SAMARINDA – Anggota DPRD Kalimantan Timur, Sapto Setyo Pramono, mengungkapkan pentingnya pembenahan sistem data yang akurat dan terintegrasi untuk meningkatkan efektivitas kebijakan pemerintah. Sapto menilai bahwa data yang digunakan selama ini, seperti data resmi dari Badan Pusat Statistik (BPS), tidak cukup menggambarkan kondisi riil masyarakat, terutama di tingkat bawah.
“Data yang selama ini digunakan, seperti yang diperoleh dari BPS, menurut saya tidak dapat dijadikan acuan utama. Itu hanya berdasarkan sampel yang terbatas, sehingga tidak merepresentasikan keadaan masyarakat secara keseluruhan,” kata Sapto.
Menurutnya, ketidakakuratan data menjadi penghambat dalam pelaksanaan program-program pemerintah, seperti Program Keluarga Harapan (PKH) dan bantuan sosial lainnya.
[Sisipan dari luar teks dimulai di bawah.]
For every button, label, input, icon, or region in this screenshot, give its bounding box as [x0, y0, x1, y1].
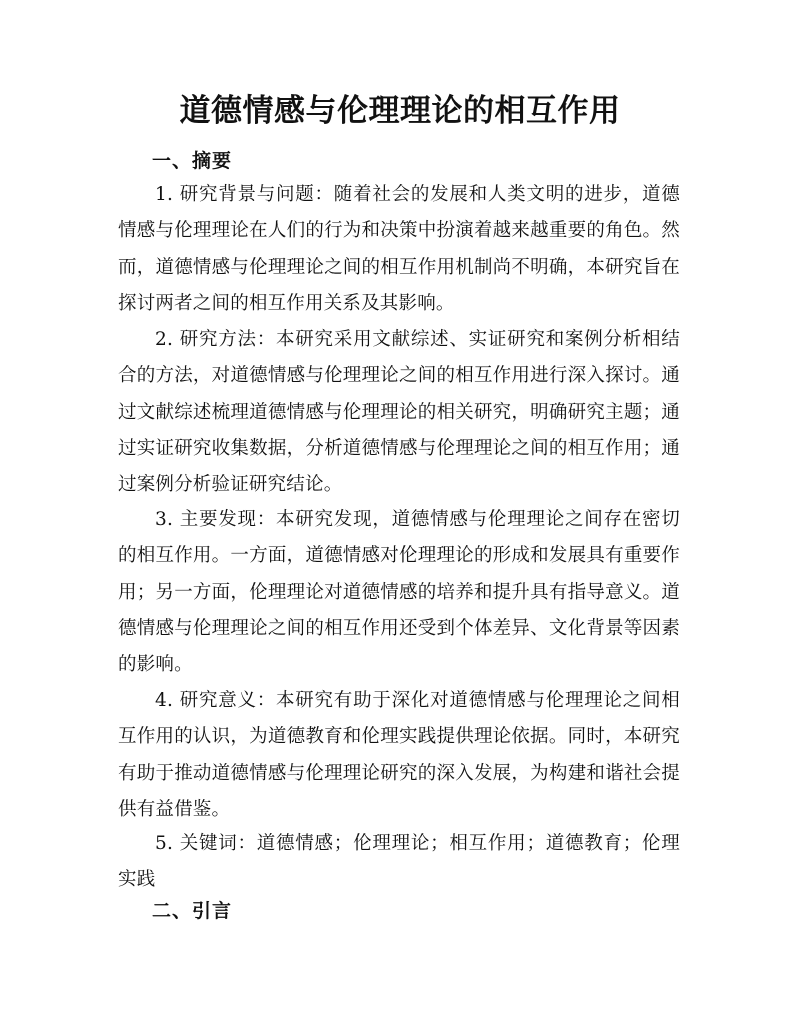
section-heading-introduction: 二、引言	[152, 900, 233, 922]
paragraph-main-findings: 3. 主要发现：本研究发现，道德情感与伦理理论之间存在密切的相互作用。一方面，道德情感对伦理理论的形成和发展具有重要作用；另一方面，伦理理论对道德情感的培养和提升具有指导意义。道德情感与伦理理论之间的相互作用还受到个体差异、文化背景等因素的影响。	[118, 509, 680, 676]
document-title: 道德情感与伦理理论的相互作用	[179, 93, 621, 129]
section-heading-abstract: 一、摘要	[152, 150, 233, 172]
paragraph-keywords: 5. 关键词：道德情感；伦理理论；相互作用；道德教育；伦理实践	[118, 833, 680, 891]
paragraph-research-significance: 4. 研究意义：本研究有助于深化对道德情感与伦理理论之间相互作用的认识，为道德教育和伦理实践提供理论依据。同时，本研究有助于推动道德情感与伦理理论研究的深入发展，为构建和谐社会提供有益借鉴。	[118, 690, 680, 820]
paragraph-research-background: 1. 研究背景与问题：随着社会的发展和人类文明的进步，道德情感与伦理理论在人们的行为和决策中扮演着越来越重要的角色。然而，道德情感与伦理理论之间的相互作用机制尚不明确，本研究旨在探讨两者之间的相互作用关系及其影响。	[118, 184, 680, 314]
paragraph-research-methods: 2. 研究方法：本研究采用文献综述、实证研究和案例分析相结合的方法，对道德情感与伦理理论之间的相互作用进行深入探讨。通过文献综述梳理道德情感与伦理理论的相关研究，明确研究主题；通过实证研究收集数据，分析道德情感与伦理理论之间的相互作用；通过案例分析验证研究结论。	[118, 329, 680, 496]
Banyak bantuan yang tidak tepat sasaran karena kurangnya pembaruan data yang mencerminkan kondisi aktual di lapangan.
“Saya sering mendengar keluhan dari masyarakat di lapangan, data yang sudah diperbarui di RT-RW tidak pernah diproses dengan baik. Padahal pembaruan data ini penting untuk memastikan bantuan sampai ke yang benar-benar membutuhkan,” tambahnya.
Sapto mengusulkan agar pemerintah membangun sistem database yang terintegrasi mulai dari tingkat provinsi, kabupaten/kota, hingga kelurahan. Sistem ini akan memungkinkan identifikasi yang lebih mendalam mengenai status sosial, pekerjaan, dan kondisi ekonomi setiap individu.
Sapto berharap agar kebijakan pembangunan single database ini dapat segera direalisasikan. Dengan sistem data yang akurat dan up-to-date, kebijakan publik, terutama dalam pengentasan kemiskinan dan pengurangan pengangguran, dapat lebih tepat sasaran dan berdampak signifikan bagi masyarakat.
“Dengan data yang tepat, semua program pemerintah akan berjalan dengan baik dan memberikan manfaat yang nyata bagi masyarakat,” tutupnya.